Edna Danielsen seemed doubtful. "But can even a great lawyer and quick thinker help us? The Gray Spider must have hundreds, thousands, of men in his evil organization. A lawyer can't whip an army! Not even a superman could!"

Big Eric's firm lips arched in a tight smile. "That is exactly why I’m going to see Ham Brooks. Ham knows a person who is just what we need—a superman!"

"I don't understand!" Edna was puzzled.

"Doc Savage!" Something like awe was in Big Eric's voice as he spoke that name.

He mentioned Doc Savage in the same manner an Italian peasant would speak of Mussolini, or a deeply religious Mohammedan would refer to Allah, or a Christian minister to his Deity. It was obvious from Big Eric's tone that he considered Doc Savage nothing less than a supreme being.

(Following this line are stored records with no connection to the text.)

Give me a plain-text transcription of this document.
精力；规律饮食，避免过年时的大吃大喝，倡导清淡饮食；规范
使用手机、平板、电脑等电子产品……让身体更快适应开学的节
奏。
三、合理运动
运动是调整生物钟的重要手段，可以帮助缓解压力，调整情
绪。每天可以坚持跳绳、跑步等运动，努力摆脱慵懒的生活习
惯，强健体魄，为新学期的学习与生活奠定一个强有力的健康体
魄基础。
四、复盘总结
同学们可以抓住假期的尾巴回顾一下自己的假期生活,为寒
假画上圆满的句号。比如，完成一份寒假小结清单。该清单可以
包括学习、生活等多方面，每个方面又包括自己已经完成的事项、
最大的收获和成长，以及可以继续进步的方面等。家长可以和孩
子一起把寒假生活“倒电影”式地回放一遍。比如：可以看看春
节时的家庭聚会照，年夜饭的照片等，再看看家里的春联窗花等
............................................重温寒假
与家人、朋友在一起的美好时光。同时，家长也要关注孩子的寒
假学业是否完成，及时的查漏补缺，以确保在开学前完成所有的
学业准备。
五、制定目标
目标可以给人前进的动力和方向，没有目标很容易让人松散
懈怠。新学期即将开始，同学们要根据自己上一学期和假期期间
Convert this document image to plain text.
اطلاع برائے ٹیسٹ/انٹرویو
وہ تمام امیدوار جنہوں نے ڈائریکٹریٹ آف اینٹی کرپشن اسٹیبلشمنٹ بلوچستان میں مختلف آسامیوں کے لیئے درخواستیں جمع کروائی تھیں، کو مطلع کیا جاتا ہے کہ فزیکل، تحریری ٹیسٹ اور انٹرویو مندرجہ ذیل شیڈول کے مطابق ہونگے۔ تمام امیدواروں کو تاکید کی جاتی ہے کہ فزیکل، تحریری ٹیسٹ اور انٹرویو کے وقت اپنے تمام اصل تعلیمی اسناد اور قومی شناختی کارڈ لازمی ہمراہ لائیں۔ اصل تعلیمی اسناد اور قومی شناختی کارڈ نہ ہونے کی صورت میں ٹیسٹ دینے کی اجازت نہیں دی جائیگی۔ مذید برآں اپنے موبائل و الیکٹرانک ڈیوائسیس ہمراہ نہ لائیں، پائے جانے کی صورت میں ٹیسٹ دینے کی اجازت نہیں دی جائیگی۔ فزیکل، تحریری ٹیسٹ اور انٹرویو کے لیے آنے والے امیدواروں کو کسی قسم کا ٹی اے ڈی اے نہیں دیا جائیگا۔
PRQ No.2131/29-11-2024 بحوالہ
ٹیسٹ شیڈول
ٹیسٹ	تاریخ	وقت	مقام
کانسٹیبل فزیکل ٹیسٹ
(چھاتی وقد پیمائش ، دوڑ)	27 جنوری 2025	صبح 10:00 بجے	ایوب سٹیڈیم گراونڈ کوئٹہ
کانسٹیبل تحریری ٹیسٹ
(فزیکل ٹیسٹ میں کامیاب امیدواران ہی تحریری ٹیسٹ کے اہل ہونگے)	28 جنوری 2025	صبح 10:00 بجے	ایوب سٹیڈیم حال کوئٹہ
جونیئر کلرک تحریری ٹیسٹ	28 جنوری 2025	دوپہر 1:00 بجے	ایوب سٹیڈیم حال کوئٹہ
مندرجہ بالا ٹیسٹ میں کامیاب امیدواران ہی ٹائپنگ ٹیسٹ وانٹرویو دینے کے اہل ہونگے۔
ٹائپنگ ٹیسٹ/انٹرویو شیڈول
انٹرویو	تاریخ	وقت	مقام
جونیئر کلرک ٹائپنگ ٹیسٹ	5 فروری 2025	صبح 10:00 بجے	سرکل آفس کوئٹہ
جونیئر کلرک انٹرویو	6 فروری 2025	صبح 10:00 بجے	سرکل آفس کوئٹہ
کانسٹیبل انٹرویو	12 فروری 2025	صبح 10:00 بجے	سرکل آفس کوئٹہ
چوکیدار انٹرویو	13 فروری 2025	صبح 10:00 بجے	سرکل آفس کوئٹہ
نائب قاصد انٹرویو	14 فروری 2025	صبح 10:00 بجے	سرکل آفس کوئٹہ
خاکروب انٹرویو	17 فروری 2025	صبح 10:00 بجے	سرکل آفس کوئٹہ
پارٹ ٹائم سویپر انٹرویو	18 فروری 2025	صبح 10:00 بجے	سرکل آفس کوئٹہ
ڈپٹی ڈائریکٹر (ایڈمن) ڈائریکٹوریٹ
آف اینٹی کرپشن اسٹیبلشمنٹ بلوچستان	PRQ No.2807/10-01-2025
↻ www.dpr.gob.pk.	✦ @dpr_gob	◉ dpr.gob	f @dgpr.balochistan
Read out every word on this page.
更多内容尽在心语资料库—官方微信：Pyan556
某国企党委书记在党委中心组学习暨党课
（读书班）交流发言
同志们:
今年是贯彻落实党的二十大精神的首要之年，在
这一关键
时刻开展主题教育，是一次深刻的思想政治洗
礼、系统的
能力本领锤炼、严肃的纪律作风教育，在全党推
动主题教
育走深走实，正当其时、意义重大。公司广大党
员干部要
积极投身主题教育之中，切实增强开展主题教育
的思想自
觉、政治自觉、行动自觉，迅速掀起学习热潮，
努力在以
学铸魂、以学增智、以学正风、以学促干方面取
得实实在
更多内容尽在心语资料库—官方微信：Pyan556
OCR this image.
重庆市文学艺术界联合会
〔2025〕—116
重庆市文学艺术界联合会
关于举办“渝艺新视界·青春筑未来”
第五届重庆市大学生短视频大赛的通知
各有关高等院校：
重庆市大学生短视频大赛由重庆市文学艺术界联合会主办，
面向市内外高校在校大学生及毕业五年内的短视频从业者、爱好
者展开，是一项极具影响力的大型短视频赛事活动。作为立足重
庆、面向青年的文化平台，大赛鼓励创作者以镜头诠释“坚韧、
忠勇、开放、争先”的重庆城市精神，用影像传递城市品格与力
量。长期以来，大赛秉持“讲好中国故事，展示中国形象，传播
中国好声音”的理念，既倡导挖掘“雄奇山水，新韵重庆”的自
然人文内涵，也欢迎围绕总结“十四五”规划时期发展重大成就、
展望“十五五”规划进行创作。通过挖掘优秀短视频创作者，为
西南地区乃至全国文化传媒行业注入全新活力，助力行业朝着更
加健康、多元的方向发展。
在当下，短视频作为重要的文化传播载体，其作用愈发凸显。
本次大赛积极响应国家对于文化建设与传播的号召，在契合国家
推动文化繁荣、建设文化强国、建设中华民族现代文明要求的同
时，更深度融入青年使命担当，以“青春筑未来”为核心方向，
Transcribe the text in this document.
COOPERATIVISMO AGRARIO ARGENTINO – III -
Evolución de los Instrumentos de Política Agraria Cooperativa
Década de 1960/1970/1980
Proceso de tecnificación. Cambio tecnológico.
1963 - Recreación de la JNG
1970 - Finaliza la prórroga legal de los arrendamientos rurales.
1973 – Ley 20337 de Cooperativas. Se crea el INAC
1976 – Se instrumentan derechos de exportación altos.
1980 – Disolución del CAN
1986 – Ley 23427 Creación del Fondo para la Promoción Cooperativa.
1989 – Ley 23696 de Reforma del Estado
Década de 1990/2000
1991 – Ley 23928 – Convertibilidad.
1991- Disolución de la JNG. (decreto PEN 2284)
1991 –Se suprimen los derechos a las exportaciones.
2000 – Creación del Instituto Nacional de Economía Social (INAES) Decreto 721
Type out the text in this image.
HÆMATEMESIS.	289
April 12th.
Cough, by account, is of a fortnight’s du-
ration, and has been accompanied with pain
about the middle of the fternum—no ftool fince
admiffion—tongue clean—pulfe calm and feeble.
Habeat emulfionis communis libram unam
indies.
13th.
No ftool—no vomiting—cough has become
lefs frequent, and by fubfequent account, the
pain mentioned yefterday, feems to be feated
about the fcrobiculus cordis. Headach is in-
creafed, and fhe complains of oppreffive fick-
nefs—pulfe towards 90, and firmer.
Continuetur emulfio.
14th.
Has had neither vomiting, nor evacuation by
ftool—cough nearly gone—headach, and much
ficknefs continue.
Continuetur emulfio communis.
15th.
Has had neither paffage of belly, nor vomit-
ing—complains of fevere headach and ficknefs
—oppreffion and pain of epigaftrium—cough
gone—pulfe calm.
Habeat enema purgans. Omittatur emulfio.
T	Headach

"Ham knows Doc Savage!" he said proudly. "We may be able to get Doc Savage to help us against the Gray Spider!"

Big Eric spoke as if he believed that would solve everything.

* * *

PRETTY Edna Danielsen puckered her charming forehead in an amazed fashion. "You speak of this Doc Savage as if he was just about the most remarkable person in the world," she murmured; "yet, I’ve never even beard of him."

"You never heard of Clark Savage, Jr.?"

"Oh!" gasped Edna. "Is thatyour Doc Savage? Why, he's the wizard who perfected that new species of fast-growing tree. Why, with that rapid growth, the forests of this world will never be exhausted! But what good will he do us? We don't need forests!"

"No," grinned Big Eric. "But this Doc Savage is just as great in other things. Medicine, geology, engineering—all these fields are his familiar territory—"

"And still," interrupted Edna, her mind centered upon their immediate troubles, "that doesn't help us out in the least! Neither your Ham nor your Doc Savage can cope with the Gray Spider!"